Expanding the All-in-One Financial Hub
Sezzle describes itself as an all-in-one financial app that enables users to shop, earn, and learn in one place. Its offerings already include point-of-sale financing, subscriptions, and discounts on everyday essentials such as gas and dining.
Adding wireless connectivity turns the platform into something closer to a utility hub.
A phone plan is infrastructure. It is recurring, essential, and deeply personal.
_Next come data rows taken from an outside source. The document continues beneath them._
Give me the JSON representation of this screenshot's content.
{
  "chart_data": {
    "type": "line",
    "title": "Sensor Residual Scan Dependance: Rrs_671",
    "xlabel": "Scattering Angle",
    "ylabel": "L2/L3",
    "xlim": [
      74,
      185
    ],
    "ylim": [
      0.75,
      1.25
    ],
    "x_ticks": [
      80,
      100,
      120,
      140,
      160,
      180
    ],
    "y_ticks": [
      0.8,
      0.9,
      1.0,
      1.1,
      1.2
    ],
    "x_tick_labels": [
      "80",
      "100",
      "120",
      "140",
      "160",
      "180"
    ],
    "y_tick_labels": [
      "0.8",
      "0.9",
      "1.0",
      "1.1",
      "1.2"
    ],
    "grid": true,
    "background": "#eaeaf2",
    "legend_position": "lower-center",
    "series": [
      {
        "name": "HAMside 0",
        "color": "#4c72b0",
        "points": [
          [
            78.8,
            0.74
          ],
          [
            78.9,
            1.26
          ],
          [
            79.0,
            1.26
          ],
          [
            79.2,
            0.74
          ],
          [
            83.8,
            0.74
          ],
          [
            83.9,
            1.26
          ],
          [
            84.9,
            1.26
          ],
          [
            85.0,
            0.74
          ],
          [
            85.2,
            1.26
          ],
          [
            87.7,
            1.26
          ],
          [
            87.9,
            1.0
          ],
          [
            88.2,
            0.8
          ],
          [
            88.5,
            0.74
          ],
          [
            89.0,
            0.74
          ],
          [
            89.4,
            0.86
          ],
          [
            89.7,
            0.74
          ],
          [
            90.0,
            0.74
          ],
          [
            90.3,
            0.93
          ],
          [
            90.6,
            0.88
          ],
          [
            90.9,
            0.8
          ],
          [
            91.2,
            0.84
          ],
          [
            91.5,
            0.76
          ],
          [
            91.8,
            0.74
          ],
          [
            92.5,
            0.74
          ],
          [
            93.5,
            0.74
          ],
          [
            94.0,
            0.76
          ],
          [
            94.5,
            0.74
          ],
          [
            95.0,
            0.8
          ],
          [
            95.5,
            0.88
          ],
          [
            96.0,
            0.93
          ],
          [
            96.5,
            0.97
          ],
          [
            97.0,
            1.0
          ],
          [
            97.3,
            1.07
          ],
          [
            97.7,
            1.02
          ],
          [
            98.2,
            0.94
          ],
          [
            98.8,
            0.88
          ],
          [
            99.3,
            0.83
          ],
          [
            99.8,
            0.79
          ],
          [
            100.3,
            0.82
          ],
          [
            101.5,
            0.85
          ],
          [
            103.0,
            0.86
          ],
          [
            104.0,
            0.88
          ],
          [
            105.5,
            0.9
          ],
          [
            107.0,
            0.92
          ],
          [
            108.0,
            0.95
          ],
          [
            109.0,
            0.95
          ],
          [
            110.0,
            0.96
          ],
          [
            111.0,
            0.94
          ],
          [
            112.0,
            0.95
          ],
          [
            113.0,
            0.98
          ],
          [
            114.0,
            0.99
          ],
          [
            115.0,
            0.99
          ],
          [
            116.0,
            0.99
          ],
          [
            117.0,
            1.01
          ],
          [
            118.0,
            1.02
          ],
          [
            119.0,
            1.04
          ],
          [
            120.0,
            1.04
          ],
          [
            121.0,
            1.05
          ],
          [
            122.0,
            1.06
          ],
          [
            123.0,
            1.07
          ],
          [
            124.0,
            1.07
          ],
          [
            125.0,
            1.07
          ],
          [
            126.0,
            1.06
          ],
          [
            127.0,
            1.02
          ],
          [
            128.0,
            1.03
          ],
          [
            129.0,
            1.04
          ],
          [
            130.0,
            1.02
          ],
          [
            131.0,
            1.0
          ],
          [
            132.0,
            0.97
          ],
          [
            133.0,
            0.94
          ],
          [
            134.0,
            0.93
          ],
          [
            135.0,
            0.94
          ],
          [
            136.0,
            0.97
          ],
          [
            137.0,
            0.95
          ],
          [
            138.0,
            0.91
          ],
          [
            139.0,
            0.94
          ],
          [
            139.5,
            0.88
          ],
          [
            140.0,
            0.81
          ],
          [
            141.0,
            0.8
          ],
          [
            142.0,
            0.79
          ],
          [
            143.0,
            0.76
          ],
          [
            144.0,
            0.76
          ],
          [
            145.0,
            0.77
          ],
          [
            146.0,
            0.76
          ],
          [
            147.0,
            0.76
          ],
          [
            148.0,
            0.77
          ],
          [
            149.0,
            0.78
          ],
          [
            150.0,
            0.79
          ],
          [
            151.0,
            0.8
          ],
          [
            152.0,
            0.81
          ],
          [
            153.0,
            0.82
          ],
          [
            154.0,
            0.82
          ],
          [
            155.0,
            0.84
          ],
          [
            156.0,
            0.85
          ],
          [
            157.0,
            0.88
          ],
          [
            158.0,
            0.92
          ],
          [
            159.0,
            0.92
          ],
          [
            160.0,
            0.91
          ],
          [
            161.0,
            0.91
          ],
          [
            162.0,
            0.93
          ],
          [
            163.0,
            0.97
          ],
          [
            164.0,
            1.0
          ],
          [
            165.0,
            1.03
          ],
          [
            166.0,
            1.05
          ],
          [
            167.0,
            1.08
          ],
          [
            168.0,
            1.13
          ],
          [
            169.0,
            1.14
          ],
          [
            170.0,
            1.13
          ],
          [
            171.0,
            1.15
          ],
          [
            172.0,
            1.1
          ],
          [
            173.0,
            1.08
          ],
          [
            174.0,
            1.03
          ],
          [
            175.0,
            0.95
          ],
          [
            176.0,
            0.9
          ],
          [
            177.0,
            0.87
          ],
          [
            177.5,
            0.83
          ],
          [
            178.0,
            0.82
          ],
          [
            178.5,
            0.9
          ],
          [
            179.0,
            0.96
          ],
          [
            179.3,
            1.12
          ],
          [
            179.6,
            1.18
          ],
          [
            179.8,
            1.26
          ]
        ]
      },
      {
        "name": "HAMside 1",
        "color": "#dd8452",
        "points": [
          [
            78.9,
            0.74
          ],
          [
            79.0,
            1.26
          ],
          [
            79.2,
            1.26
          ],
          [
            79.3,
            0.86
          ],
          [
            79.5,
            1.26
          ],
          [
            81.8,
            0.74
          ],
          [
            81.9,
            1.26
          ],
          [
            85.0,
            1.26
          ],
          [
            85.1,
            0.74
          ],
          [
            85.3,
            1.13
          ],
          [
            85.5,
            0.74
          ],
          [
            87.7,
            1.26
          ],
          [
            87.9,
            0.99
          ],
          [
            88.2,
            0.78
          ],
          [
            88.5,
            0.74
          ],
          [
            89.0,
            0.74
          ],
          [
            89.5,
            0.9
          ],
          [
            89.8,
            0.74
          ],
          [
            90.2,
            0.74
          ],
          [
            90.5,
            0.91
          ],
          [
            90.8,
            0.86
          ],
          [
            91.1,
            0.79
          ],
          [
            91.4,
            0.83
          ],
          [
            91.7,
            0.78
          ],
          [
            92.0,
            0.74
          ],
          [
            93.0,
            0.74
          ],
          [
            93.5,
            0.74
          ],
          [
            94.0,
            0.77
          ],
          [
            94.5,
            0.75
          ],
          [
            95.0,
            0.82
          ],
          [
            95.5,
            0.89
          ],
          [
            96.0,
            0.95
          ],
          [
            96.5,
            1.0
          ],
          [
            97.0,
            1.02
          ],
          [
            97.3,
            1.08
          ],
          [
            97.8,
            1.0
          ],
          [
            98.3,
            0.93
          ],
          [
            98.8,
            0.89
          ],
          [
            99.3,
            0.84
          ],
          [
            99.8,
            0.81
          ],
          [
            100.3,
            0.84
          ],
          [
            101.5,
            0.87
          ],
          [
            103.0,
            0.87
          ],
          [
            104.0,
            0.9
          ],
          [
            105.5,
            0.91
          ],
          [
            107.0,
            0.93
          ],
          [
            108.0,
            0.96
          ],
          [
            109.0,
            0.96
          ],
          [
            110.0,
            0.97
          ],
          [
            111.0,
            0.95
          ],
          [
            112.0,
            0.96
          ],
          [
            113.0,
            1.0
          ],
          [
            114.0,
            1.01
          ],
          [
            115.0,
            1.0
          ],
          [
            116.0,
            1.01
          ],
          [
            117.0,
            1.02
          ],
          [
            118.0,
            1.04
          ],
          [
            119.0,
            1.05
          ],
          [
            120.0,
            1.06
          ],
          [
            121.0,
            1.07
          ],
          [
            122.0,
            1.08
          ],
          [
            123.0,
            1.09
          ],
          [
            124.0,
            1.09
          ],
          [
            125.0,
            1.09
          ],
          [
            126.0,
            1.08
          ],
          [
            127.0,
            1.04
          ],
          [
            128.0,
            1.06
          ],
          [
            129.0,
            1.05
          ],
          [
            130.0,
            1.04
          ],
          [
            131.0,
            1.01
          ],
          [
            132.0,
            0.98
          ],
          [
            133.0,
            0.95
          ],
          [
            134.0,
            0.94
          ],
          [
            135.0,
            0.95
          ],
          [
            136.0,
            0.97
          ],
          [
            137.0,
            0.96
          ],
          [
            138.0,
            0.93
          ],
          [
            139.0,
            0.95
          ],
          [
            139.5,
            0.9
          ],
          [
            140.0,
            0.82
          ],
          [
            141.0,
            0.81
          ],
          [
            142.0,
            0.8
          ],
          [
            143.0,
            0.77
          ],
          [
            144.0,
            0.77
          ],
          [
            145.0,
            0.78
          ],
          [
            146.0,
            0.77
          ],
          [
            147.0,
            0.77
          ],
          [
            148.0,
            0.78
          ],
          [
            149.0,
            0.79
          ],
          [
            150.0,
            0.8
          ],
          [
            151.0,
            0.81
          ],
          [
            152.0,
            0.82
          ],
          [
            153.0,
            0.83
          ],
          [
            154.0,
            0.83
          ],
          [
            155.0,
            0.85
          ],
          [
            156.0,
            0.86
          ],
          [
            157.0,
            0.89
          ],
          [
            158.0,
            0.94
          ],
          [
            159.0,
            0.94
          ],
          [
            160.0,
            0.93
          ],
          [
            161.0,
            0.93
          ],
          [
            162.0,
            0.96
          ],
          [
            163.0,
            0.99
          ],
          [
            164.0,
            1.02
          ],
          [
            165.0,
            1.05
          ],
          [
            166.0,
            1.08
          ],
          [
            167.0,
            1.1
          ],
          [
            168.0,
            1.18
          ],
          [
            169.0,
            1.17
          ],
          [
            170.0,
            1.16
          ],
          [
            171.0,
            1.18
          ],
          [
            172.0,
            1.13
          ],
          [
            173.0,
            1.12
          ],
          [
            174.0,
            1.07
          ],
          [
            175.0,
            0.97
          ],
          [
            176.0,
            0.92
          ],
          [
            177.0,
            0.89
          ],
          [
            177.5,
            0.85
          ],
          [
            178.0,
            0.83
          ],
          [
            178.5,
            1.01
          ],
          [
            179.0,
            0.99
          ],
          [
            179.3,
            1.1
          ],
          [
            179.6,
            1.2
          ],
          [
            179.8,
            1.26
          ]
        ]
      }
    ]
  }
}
Bringing that inside a fintech app signals a clear ambition: become the default control center for everyday spending.
This mirrors global super-app trends where financial services expand horizontally into lifestyle utilities.
Conclusion: Telecom Becomes Infrastructure, Platforms Become Brands
Sezzle Mobile is not redefining network technology. It is redefining distribution.
AT&T remains the infrastructure provider. Gigs provides the embedded connectivity backbone. Sezzle owns the interface and the financial relationship.
That layered model reflects where telecom is heading.
Carriers continue to control spectrum and network assets. But consumer-facing loyalty may increasingly belong to digital platforms that bundle connectivity with financial tools, subscriptions, and lifestyle services.
The question is not whether embedded connectivity will grow. Market indicators suggest it will.
The real question is whether consumers trust fintech brands enough to consolidate essential services like mobile into a single app.
Sezzle has decided that the future of financial empowerment includes connectivity.
And in a market where simplicity and cost control matter more than ever, that may prove to be a smart bet.